50 AÑOS COMO GUARDIANES DE LA PERUANIDAD

Huaraz, una de las principales ciudades del Perú, una vez más se siente jubiloso por ser la cuna que mece los acontecimientos más importantes de su historia y por tener en su progenie a hombres insignes que han labrado su porvenir en crisol sacrosanto de inmortalidad.

            Una hermosa crónica escrita por la consagrada historiadora de nuestra Página Dominical, Nelly Villanueva Figueroa, que con honor reproducimos en esta edición, ella nos recuerda que ha cumplido 50 años (Bodas de Oro), la SOCIEDAD PATRIÓTICA FAUSTINO SÁNCHEZ CARRIÓN –Y- MARISCAL TORIBIO DE LUZURIAGA Y MEJÍA, dos preclaros genios que en los albores de nuestra vida republicana, pusieron las llaves maestras de civismo y patriotismo que muchos siguen llevando en lo más sagrado de su formación ciudadana.

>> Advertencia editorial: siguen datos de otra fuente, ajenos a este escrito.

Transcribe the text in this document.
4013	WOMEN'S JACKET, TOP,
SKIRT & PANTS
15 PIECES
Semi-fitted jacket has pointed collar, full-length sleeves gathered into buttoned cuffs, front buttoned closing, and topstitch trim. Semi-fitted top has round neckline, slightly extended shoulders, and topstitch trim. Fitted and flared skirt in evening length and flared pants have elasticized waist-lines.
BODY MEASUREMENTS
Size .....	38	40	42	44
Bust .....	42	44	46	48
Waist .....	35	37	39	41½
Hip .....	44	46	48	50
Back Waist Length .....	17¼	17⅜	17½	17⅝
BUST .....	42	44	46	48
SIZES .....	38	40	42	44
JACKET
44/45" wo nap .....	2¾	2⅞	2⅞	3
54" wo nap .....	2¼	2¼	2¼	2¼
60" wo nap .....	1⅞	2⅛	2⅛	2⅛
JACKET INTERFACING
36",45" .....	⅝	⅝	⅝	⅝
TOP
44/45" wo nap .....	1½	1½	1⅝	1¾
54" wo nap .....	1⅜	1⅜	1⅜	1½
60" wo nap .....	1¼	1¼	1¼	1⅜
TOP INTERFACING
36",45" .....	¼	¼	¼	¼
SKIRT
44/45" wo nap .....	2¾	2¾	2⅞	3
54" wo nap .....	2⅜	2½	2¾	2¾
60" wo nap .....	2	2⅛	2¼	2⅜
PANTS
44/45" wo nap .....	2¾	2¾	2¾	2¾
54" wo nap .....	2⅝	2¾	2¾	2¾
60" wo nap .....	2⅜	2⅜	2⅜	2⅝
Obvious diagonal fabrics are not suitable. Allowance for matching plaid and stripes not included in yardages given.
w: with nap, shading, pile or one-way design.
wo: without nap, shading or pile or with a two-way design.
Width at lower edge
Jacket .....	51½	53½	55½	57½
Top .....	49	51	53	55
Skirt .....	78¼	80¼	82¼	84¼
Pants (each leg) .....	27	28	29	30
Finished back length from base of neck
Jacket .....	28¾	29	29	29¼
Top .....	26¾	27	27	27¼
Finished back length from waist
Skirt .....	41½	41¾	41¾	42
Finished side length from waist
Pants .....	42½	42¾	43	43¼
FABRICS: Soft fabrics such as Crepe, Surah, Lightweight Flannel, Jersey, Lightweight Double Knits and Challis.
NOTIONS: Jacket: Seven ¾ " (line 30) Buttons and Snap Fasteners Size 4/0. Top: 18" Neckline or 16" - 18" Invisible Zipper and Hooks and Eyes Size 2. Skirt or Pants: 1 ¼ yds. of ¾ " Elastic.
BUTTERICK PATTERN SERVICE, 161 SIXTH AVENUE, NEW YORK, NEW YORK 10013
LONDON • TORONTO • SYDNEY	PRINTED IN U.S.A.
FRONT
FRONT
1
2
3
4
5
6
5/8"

            Si bien es cierto, Faustino Sánchez Carrión y Toribio de Luzuriaga y Mejía, tenían una aparente diferencia de conceptos e ideas para con nuestra patria, en el fondo de las realidades, ambos buscaban el bienestar de los pueblos del Perú y lo demostraron con hechos que hoy recordamos con orgullo.

            José Faustino Sánchez Carrión se distinguió desde muy joven como Precursor de nuestra independencia, fue ideólogo porque buscó el derrotero del Perú del futuro y se le conoció con el pseudónimo de “El Solitario de Sayán”. Nació en Huamachuco el 13 de febrero de 1787.

            Ocupó el cargo de Ministro de Relaciones Exteriores de la República Peruana y donde puso toda su inteligencia fue como representante del Primer Congreso Constituyente del Perú donde puso las bases de la Constitución.

            Toribio de Luzuriaga y Mejía, huaracino de nacimiento, tiene méritos más que suficientes como estadista, libertador de cinco repúblicas sudamericanas. Gestor del origen del Gobierno Regional (Hoy Ancash).

            Hechos que fueron valorados para merecer el título de Primer Mariscal del Perú.

            Estos acontecimientos que engrandecen a los pueblos, en otras circunstancias y con diferentes autoridades, sin duda merecerían ser rememorados en su justa dimensión. Sería motivo de echar vuelo a las campanas, de citar a sesiones solemnes, de pedir que redoblen los tambores y se escuchen en los últimos confines los clarines y trompetas de gozo y pleitesía…

            Pero nunca es tarde, la historia sigue su marcha aprendiendo del pasado y

avizorando el futuro con optimismo y confiado en sus  propias energías.